A virada socialista e o desafio da direita radical em Portugal

Por Camila Miranda Evangelista – Le Monde Diplomatique Brasil 

As eleições presidenciais de 2026 marcam uma mudança significativa na configuração política de Portugal. O segundo turno ocorrerá no dia 08 de fevereiro

Em Portugal, as eleições presidenciais de 2026 serão decididas no segundo turno entre Antônio José Seguro, do Partido Socialista (PS), e André Ventura, do Chega. A disputa já representa um cenário de mudança significativa na configuração política portuguesa, uma vez que o Partido Social Democrata (PSD) saiu derrotado, ficando em quinto lugar no primeiro turno, após duas décadas governando o país. O cenário abre caminho para o PS retornar à presidência depois de vinte anos ou, menos provável, para a ascensão da direita radical ao Palácio de Belém.

Antônio José Seguro (PS) obteve 35,5% dos votos no primeiro turno, realizado em dezoito de janeiro, largando com 16% na frente do segundo colocado. Contudo, ele começou a campanha eleitoral desacreditado pelas pesquisas. Em sondagem do Instituto de Ciências Sociais da Universidade de Lisboa (ICS) divulgada no dia 27 de novembro de 2025, o candidato tinha apenas 10% das intenções de voto e aparecia em quarto lugar. O apoio declarado de líderes do PS na reta final e o apelo para que portugueses e portuguesas fossem às urnas – em um contexto em que o voto não é obrigatório – fizeram a diferença e garantiram o primeiro lugar à Seguro. Porém, resta saber se, daqui pra frente, a posição adotada pelos candidatos derrotados e seus partidos vão somar, ou podem diminuir a vantagem do socialista. O Primeiro Ministro, Luís Montenegro (PSD), por exemplo, de imediato, declarou que não apoiará ninguém na segunda volta.

André Ventura (Chega), que garantiu o segundo lugar no primeiro turno, com 19,5% dos votos, teve um percurso diferente. O candidato figurou durante praticamente toda a campanha entre os três primeiros colocados nas sondagens. Na pesquisa do ICS mencionada acima e noticiada no dia 27 de novembro de 2025, Ventura aparecia empatado em primeiro lugar, com 18% das intenções de voto – pouco menos do que o resultado final. Com uma direita dividida e uma parcela dos eleitores tendendo ao discurso extremista, a candidatura de Ventura barrou da disputa final concorrentes dados como certos no segundo turno, como Henrique Gouvêa e Melo (sem partido) e Luís Marques Mendes (PSD). O desafio do líder da direita radical portuguesa agora é angariar apoio para vencer na segunda volta.

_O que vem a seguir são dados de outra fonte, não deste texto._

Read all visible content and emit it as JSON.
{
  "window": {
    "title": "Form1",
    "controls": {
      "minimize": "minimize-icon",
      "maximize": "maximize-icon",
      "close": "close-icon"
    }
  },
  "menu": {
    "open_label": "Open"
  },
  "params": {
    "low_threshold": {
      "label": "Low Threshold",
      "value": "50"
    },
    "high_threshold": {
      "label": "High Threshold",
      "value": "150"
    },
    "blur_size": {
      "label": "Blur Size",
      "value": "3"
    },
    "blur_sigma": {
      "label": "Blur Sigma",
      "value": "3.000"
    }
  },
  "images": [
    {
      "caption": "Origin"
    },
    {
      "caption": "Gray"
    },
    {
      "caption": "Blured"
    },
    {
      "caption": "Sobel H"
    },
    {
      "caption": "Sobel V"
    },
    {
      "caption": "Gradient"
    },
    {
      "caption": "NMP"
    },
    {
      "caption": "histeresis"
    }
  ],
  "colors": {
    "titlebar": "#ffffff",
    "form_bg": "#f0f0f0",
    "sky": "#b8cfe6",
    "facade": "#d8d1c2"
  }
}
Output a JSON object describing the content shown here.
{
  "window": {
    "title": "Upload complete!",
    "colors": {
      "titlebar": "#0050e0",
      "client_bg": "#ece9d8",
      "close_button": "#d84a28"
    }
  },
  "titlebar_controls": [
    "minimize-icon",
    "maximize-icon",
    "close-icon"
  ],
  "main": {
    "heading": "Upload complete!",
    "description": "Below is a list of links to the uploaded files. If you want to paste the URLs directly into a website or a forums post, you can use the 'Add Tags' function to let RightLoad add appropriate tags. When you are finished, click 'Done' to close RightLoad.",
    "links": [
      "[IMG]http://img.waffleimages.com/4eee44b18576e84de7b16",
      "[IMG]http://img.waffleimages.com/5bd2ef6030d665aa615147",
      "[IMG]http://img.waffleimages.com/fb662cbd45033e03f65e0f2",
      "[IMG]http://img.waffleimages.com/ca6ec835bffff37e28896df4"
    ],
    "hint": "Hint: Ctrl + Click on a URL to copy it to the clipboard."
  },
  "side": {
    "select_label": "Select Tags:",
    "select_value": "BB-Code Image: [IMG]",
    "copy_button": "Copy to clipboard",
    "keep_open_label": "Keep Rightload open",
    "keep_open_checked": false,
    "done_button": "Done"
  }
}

Em síntese, as eleições presidenciais de 2026 marcam uma mudança significativa na configuração política de Portugal, encerrando duas décadas de domínio do PSD e polarizando a disputa entre o Partido Socialista e a direita radical. Com o segundo turno agendado para oito de fevereiro, o cenário permanece incerto: a vitória dependerá da capacidade de Antônio José Seguro em manter sua vantagem ou de André Ventura em alcançar novos apoios para superar o isolamento político.

Camila Miranda Evangelista é doutoranda em Ciências Sociais pela PUC-Rio/ CES-UC.